British police say terrorism was the motive in the stabbing death of a member of Parliament who was ambushed at a meeting in a church on Friday.
A 25-year-old suspect is in custody in connection with the slaying of Sir David Ames, the second MP to be killed while doing their job in the last five years.
Metropolitan Police said they had uncovered “a potential motivation linked to Islamist extremism” and that a counterterrorism unit was now leading the investigation.
Amess was attacked in Leigh-on-Sea, around 40 miles east of London. He was holding a constituency surgery—a regular open event where residents can lobby their representative—at Belfairs Methodist Church when the suspect—described in multiple reports as a British national of Somali heritage—walked into the building and stabbed him.
In a statement, Essex Police wrote that they were called to a suspected stabbing shortly after midday: “We attended and found a man injured. He was treated by emergency services but, sadly, died at the scene. A 25-year-old man was quickly arrested after officers arrived at the scene on suspicion of murder and a knife was recovered. He is currently in custody.”
Amess is survived by his wife, Julia, and their four daughters and son. Amess was first elected to parliament in 1983 and he represented the Conservative Party, which is currently led by Prime Minister Boris Johnson.
Johnson said in a statement: “Our hearts are full of shock and sadness today at the loss of Sir David Amess MP who was killed in his constituency surgery in a church after almost 40 years of continuous service to the people of Essex and the whole of the United Kingdom... We’ve lost today a fine public servant and a much loved friend and colleague.”
The murder brought back traumatizing memories of the assassination of Jo Cox in 2016 who, like Amess, was killed while carrying out one of the most basic requirements of a British MP. U.K. Lawmakers are expected to hold a few public meetings a month, usually in a church or a town hall, where local residents can share their problems and concerns.
However, it turns politicians into sitting ducks.

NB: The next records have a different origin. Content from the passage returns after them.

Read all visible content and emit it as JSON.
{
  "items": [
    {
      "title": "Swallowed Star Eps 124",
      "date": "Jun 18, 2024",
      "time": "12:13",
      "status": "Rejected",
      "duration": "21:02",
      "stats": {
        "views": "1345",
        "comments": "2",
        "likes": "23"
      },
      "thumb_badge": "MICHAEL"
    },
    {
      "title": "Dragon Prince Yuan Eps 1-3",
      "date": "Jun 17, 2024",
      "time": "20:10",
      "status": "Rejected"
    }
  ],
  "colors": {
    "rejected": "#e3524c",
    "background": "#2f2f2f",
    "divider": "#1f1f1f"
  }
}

Amess, like Cox and all other MPs, advertised the location and time of the meeting on his website. There is no security at the surgeries unless there is a specific threat—normally, MPs will be accompanied by one member of staff. There is nothing to stop people with violent intent from attending.

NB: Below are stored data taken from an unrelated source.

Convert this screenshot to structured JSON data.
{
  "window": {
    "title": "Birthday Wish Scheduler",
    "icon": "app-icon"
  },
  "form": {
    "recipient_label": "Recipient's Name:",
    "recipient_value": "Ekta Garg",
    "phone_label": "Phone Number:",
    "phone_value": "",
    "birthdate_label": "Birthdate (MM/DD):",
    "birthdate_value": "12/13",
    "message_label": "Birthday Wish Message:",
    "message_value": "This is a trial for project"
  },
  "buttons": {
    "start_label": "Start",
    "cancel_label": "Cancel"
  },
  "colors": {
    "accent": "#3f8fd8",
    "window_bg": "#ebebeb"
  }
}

Cox’s widow, Brendan, said the connection between the murders of Amess and his late wife were obvious to see, writing: “My thoughts and love are with David’s family. They are all that matter now. This brings everything back. The pain, the loss, but also how much love the public gave us following the loss of Jo. I hope we can do the same for David now.”
In a book published last year, Amess lamented Cox’s assassination and its ramifications for British politics. He wrote: “She was approaching the library where her constituency surgery was to be held when she was attacked and killed in the most barbaric fashion imaginable.”

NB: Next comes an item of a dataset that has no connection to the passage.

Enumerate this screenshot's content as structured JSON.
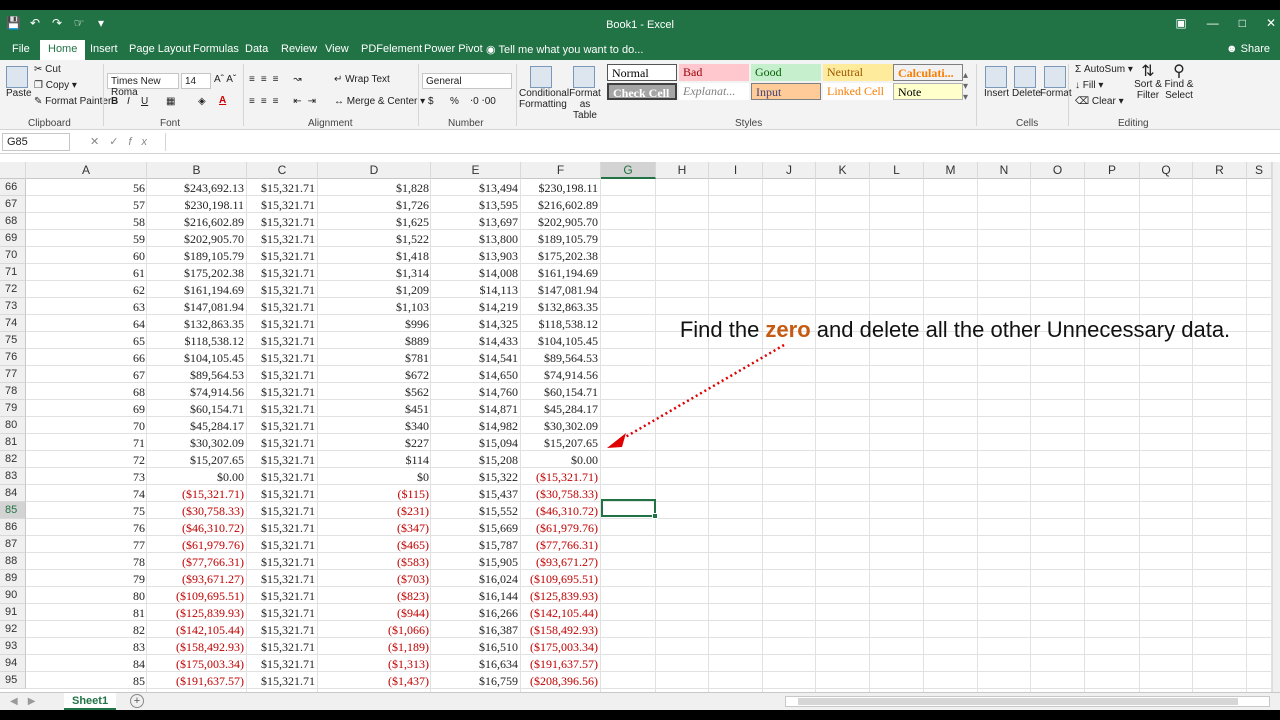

He added that he had “experienced nuisance from the odd member of the general public at my own property,” and wrote: “There can be no doubt that as a result of these heightened security concerns most members have modified or changed the way they interact with the general public.”
Now, following his death—the second assassination of a British politician in the space of five years—the colleagues he leaves behind will ask if the old way of doing things has to change for good to avoid a further tragedy.